Dado que pasar a la formalidad cuesta, nadie va a saltar primero si teme que va a ser el único tonto que se formaliza mientras los competidores siguen vendiendo en negro a un precio imbatible. El Estado tiene que incentivar “mostrando servicio”, haciendo más atractivos los servicios de salud y educación pública. Luego puede poner trabas de acceso a beneficios si es que uno no demuestra estar con arreglo a ley. Por ejemplo, dar préstamos baratos, facilidades para obtener un título de propiedad, acceder a servicios de salud pública premium, tener descuentos en las pensiones educativas, entrar a sorteos de becas en las mejores escuelas, o dar descuentos por número de hijos, solamente para quienes sean formales. Sin un empujoncito de parte del Estado, nadie va a querer formalizarse. Asimismo, el Estado tiene que tener criterio a la hora de cobrar impuestos y saber negociar con la realidad del peruano para no terminar asfixiando al pequeño empresario. Pero también los peruanos tenemos que dejar atrás «la criollada” y empezar a ser más racionales porque si andamos correteando el beneficio de corto plazo, nos quedaremos como un país rico en recursos, pero pobre por la pésima administración de sus ciudadanos.
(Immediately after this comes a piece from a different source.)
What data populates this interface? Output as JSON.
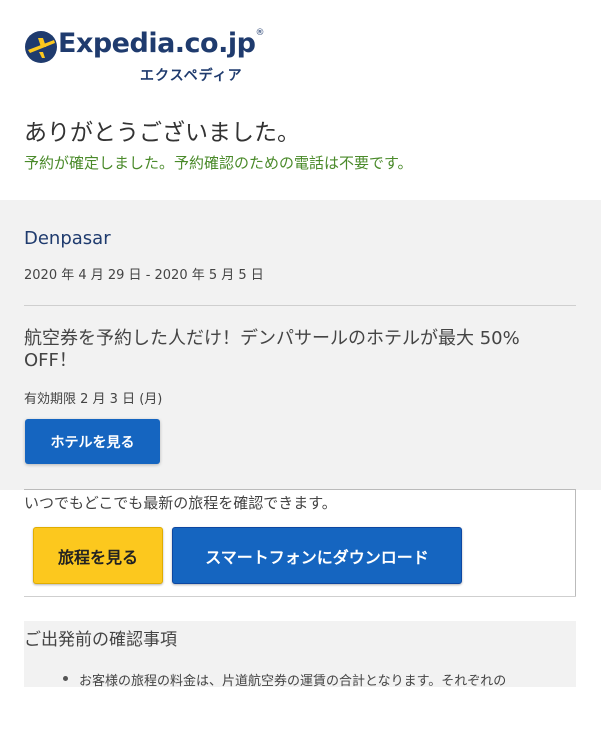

Quizás toque que seamos la primera generación de “tontos» que se arriesgan a pagar impuestos mientras algunos “vivos» siguen en la clandestinidad. Será tal vez ese el precio, pero si varios nos lanzamos, los informales se irán extinguiendo, y poco a poco se irá generando una ola de contribución para que nuestros nietos reciban un país realmente cambiado. Los políticos tienen que dejar de robar, pero los ciudadanos tenemos que dejar la hipocresía de pedir integridad en la política, cuando nosotros no la tenemos con el Estado. Creo que la pandemia del Covid-19 y la obligación de seguir protocolos rigurosos ha subido el promedio de civismo, a pesar de muchos incumplimientos. Puede ser un buen momento para aprovechar ese impulso y comenzar a cubrir otras áreas como el dejar de tirar basura o de manejar auto como salvajes. Cualquier ámbito donde hay caos, trae problemas éticos. Como señalé líneas arriba, todo comienza con una ventana rota.